Ao lado da ironia, a nostalgia
está presente em todo o romance. A visão de um mundo que foi vencido pela
fragmentação do homem moderno, seja ele judeu ou não, e pela bárbara
relativização do que é ser humano, só poderia mesmo instigar pensamentos tão
contrastantes, profundos e inconclusivos como aqueles que o narrador de Hóspede
por uma noite tece. Já de volta a Israel, essa terra onde, apesar da intensa
movimentação sociopolítica, as inquietações espirituais parecem arrefecer, o
narrador reencontra a primeira chave da casa de estudos, aquela que ele pensara
ter perdido. Guarda-a então como a parcela de nostalgia que lhe cabe por ser um
judeu entre dois mundos, e como a esperança de que um dia os judeus voltem a
ser um só povo.
III.
Apresentando-nos um narrador que,
no descuido de suas certezas, observa e duvida, Hóspede por uma noite desdobra
a tensão entre desolação e fé para falar de coisas tão grandes e abstratas como
a as tentativas de resistência da tradição e o curso da História, ou de coisas
tão íntimas quanto inquietar-se frente à miséria, não se decidir em dar uma
moeda a um mendigo, obstinar-se com uma chave, escrever um testamento para logo
em seguida rasgá-lo. Tudo isso revela como o romance se constrói sobre vários
estratos de significação, passando do simbólico ao alegórico, e do reflexivo ao
testemunhal. Assim como também passa da certeza à dúvida, sem que o estilo
perca o seu tom de lição e, portanto, o seu caráter irônico.

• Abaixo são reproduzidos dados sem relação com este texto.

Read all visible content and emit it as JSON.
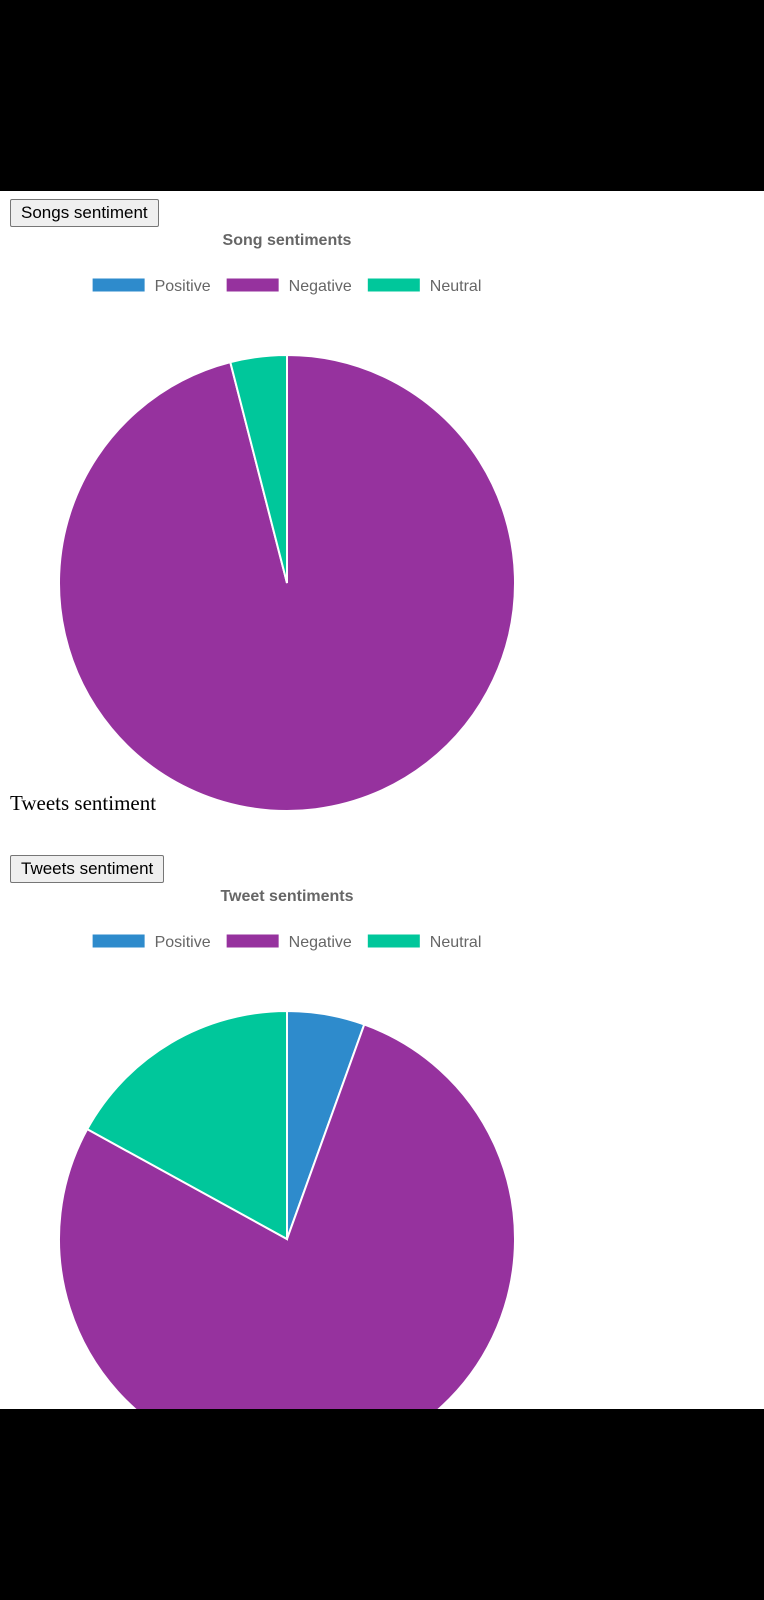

Livro sobre um homem que caminha
por terras devastadas de uma velha Europa, que deflagra a agonia de uma velha
tradição que lhe incita os mais incertos pensamentos, Hóspede por uma noite
pode ser encarado como um livro de lições. Lições essas de judaísmo ao leitor
leigo, mas não só, lições de como a tradição judaica viveu seus últimos dias na
Europa do leste, e, principalmente, lições sobre o observar, o duvidar e o
refletir, sobre aquilo que motiva uma pergunta e sobre aquilo que leva uma
resposta ao seu impossível, ou provisório, fecho.
BIBLIOGRAFIA
AGNON, Sch. I. Hóspede por uma
noite. São Paulo: Perspectiva, 2014.
KRAUSZ, Luis S. A cidade em
ruínas de Sch.I. Agnon. In: AGNON, Sch. I.. Hóspede por uma noite. São Paulo:
Perspectiva, 2014.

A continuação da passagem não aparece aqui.